Significance level and power are chosen before conducting an experiment. Usually significance level is set at 95% and power at 80%.

Why significance level is larger than power? Read how statistical significance and statistical power are related to the experiment duration. It comes from two facts: most of the hypothesis are rejected, and amount of hypothesis we can test in given period depends on experiment duration which directly depends on significance level and power. So if most of the hypothesis are rejected we want to have as much tests and as fast as possible. We can achieve it by decreasing significance level or power. But what would happen if we’d done it?

Significance level is probability that accepted hypothesis is true. The worst scenario in this case is that we accepted false hypothesis. As a result we’ll have a feature in product that doesn’t bring any value but should be maintained, integrated with new changes, and supported. Also, we will be thinking that our assumption behind accepted hypothesis is also true. Which might be even worse since we’ll probably have new hypotheses based on this false assumption and new changes introduced to product

What worse can happen if we rejected true hypothesis? We wont’t have any new changes that have additional costs and we won’t be spending resources pursuing ideas based on false assumptions. We will be still believing that something is false when it’s true but it’s not as bad as thinking that something is true when it’s not.

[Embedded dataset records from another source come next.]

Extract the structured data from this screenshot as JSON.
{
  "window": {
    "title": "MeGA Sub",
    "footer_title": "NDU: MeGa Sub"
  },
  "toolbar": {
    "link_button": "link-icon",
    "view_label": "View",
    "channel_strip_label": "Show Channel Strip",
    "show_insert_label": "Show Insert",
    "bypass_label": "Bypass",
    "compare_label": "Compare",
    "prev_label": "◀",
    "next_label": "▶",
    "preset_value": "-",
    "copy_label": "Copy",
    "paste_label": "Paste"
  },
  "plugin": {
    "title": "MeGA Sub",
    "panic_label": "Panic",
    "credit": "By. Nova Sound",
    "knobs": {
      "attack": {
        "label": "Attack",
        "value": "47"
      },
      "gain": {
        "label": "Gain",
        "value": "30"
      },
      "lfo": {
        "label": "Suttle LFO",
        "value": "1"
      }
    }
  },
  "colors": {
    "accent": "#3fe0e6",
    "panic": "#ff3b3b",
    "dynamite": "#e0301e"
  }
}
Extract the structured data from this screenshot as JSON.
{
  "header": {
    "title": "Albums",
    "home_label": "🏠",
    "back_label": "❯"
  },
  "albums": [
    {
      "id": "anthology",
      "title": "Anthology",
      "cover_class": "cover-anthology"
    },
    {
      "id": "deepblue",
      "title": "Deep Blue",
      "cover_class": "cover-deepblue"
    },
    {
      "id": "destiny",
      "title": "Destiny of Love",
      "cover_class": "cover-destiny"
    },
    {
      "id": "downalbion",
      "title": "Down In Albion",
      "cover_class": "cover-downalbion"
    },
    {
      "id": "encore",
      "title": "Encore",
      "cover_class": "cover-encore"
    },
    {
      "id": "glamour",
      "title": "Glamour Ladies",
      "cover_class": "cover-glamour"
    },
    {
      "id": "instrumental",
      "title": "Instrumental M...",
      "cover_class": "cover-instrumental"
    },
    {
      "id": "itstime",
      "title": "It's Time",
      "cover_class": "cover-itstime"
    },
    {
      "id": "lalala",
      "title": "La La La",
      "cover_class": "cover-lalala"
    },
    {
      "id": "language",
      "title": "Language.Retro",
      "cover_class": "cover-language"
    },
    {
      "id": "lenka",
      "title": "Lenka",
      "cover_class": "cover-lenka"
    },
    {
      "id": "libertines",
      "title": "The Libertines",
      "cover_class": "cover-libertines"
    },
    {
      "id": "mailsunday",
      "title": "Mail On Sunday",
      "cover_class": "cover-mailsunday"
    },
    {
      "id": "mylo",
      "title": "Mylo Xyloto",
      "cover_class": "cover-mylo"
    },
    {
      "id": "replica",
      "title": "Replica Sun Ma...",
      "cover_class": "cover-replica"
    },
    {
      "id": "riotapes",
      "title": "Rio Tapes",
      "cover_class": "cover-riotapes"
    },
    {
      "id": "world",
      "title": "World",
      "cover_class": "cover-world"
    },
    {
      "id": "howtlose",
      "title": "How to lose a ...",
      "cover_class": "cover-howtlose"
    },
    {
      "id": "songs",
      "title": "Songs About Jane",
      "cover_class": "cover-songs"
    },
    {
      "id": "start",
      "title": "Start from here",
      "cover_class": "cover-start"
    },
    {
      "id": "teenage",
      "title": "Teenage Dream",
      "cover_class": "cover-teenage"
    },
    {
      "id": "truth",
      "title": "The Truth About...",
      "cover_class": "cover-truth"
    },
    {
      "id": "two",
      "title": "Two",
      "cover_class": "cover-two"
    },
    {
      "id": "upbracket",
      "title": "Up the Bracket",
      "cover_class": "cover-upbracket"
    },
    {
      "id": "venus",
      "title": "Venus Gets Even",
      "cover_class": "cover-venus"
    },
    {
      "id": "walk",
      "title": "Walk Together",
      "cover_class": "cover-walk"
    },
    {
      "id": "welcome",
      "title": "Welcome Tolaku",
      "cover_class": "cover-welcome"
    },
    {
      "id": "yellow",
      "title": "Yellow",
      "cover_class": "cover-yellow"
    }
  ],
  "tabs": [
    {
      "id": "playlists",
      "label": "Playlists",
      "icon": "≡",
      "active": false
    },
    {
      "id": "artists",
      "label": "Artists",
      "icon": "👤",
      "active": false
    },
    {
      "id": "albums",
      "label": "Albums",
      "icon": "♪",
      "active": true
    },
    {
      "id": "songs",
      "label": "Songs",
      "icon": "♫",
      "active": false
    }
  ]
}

So the best strategy would be to stay conservative and accept hypothesis only when we’re really confident in them. So we can decrease experiment duration by decreasing power and keeping confidence level high.

Small note on terminology. In statistics, “confidence” is another way to describe probability. So sometimes the term confidence level is used instead of significance level since significance is just probability of being of hypothesis being true.